Deputy Opinion Editor Michael Clausen explores the corporate capture of men’s college basketball.
Deputy Opinion Editor Michael Clausen explores the corporate capture of men’s college basketball.
There’s something wrong with the NCAA Tournament. Now that we’ve got the lineup for this year’s Final Four, it’s clear the college basketball season will end with a face-off between the four highest seeded teams for the first time since 2008, and the second time in NCAA Tournament history.
While the NCAA Tournament is known as “March Madness,” this year’s tournament has been tamer than ever, with any hope for “Cinderella runs” — when low-seeded teams far overperform team expectations — quashed early on in the tournament.
Across-the-board wins from college basketball’s best teams, although technically the smart bet, was once a rarity in the tournament. But recent years have seen dominance from the best teams and conferences.
As players and conferences have sought out corporate cash and consolidated TV contracts, college sports have flattened, with big conferences, big deals and big names crowding out the mayhem that puts the madness into March.
The lack of upsets has long been a problem for women’s college hoops, where the smaller number of competitive programs, lack of university funding and shorter legacy of NCAA Division I play regularly results in huge blowouts, according to USA Today.
Only a handful of teams have historically run the table in the women’s tournament, with just two teams — the University of South Carolina and the University of Connecticut — claiming nine of the last 15 national titles. UConn alone has won 11 — a full quarter of women’s championships — and the tournament has far fewer upset challengers or surprise wins.
On the men’s side of Division I, though, things could hardly be more different. In the NCAA Men’s Basketball Tournament’s 86 years of history, the tournament is famous for its chaotic odds and the energy of knowing anyone could win — even 2018’s 11-seed Loyola.
But big money has changed the game. Despite the legacy of even competition, the league’s biggest conferences, known as the Power Five, are now dominating the competition. The Southeastern Conference alone sent a quarter of the conference’s field, with 14 out of 16 of its teams in the 68-team competition.
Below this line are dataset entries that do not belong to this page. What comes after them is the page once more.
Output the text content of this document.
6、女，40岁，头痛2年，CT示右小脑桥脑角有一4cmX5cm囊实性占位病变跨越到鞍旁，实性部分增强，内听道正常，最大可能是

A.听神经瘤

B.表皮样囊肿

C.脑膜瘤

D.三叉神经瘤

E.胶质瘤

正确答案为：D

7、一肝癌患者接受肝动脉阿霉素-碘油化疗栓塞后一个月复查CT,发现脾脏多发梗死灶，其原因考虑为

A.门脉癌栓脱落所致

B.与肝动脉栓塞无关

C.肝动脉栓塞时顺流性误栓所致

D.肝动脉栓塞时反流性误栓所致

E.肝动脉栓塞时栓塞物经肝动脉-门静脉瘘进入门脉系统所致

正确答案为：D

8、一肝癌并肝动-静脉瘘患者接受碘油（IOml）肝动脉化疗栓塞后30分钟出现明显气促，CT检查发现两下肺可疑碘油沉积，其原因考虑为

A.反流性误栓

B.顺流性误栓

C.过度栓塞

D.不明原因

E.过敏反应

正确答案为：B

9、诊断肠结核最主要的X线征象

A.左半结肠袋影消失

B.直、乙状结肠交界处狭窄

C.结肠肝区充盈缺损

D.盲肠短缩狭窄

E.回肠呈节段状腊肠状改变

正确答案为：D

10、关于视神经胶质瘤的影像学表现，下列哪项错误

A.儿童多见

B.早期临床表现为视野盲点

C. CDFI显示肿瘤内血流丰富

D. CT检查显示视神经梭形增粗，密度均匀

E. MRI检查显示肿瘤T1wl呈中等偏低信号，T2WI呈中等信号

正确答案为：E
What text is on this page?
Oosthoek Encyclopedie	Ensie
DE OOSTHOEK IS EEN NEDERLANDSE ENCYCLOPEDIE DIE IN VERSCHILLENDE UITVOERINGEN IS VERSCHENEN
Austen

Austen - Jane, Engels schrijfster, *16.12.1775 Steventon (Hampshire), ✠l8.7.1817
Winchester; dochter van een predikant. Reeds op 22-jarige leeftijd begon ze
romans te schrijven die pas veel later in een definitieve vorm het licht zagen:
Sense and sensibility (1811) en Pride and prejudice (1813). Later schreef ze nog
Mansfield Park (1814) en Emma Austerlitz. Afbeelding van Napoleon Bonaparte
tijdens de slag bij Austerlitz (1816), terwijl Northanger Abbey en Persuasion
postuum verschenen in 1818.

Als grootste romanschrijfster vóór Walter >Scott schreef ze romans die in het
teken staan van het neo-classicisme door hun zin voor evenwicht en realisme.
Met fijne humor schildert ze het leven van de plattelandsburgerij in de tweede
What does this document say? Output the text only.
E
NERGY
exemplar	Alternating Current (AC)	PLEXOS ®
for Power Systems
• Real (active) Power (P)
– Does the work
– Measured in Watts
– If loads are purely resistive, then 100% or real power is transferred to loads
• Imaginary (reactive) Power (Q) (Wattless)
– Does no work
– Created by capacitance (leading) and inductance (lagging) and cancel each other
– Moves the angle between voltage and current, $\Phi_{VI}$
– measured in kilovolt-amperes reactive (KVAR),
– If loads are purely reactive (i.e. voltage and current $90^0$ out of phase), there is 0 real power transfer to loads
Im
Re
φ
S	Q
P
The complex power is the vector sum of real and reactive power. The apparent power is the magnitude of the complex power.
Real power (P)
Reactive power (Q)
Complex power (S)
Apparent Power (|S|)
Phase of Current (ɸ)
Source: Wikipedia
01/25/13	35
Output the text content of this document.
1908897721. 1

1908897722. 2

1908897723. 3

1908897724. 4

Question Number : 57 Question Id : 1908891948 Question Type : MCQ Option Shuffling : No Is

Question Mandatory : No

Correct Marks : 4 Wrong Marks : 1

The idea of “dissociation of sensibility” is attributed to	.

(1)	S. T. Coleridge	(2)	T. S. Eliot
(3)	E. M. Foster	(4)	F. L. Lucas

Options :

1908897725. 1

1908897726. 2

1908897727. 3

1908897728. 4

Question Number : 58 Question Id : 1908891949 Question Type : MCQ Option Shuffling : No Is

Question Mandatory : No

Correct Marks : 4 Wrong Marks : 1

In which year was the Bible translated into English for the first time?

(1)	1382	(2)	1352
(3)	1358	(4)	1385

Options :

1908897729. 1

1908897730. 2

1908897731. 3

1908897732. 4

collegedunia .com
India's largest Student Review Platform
Beginning in 2021, the NCAA has undergone a period of intense conference consolidation. Loyola joined the Atlantic 10 in 2022, leaving their longtime home in the Missouri Valley Conference. The biggest shifts, though, came in the biggest and richest conferences, not the middle tiers where Loyola and the A10 sit — known as the mid-majors.
One of basketball’s oldest and most prestigious conferences, the Pacific-12, all but disintegrated in 2023, according to Axios. While the conference had dominated West Coast basketball for decades, after being picked apart in a bidding war between fellow Power Five blocs the Big-10 and Big-12, the league was left with just two teams.
With the Pac-12 shredded, both the Big-10 and Big-12 — formerly Midwest-based conferences — now stretch across the entire continental U.S., representing 16 and 18 universities, respectively. Both saw their TV deals skyrocket in value to $845.6 million and $480.6 million, according to CBS Sports.
CBS Sports estimated each conference’s rough per-school payout, which varies by school, at approximately $58.8 million and $44.9 million, respectively. The A10’s TV deal, for reference, is only worth $500,000 per school under the A10’s most recent media agreement, according to an estimate from Collegiate Sports Nation.
Despite strong all-season play from the mid-majors, Power Five teams received the wide majority of the tournament slots, making up 33 of the 37 at-large bids in the first round, according to Sports Illustrated.
One of the Atlantic Coast Conference’s three at-large teams, the University of North Carolina, was selected for the tournament over teams with arguably better records — but worse conferences — allegedly in part because the selection committee was chaired by the university’s athletic director.
Ever-larger Name, Image and Likeness payment deals for the best players have also led to record-breaking transfer rates, with 700 players entering the transfer portal on the first day alone, smashing last year’s record of 300. Student-athletes are now understandably incentivized to hop between programs looking for the best payout, according to ESPN.
With TV deals, player payments and basketball’s tough breaks, the era of profit-dominated NCAA basketball is pricing basketball’s mid-majors out of the market, according to SBNation. While it might be better for the big guys, losing mid-majors in pursuit of big bucks is hurting the sport and fans alike, with Elite Eight viewership falling by 10%, according to Sports Media Watch.
On the other hand, the National Invitational Tournament is still full of mid-majors and compelling drama — like Loyola’s narrow April 1 loss in the semifinals. But the mid-major “magic” missing from basketball’s biggest stage is being felt throughout the corporatized NCAA Tournament’s lackluster viewing experience.
It’s hard to say what the future of NCAA basketball holds, but we can only hope it finds a balance between basketball and dollar bills.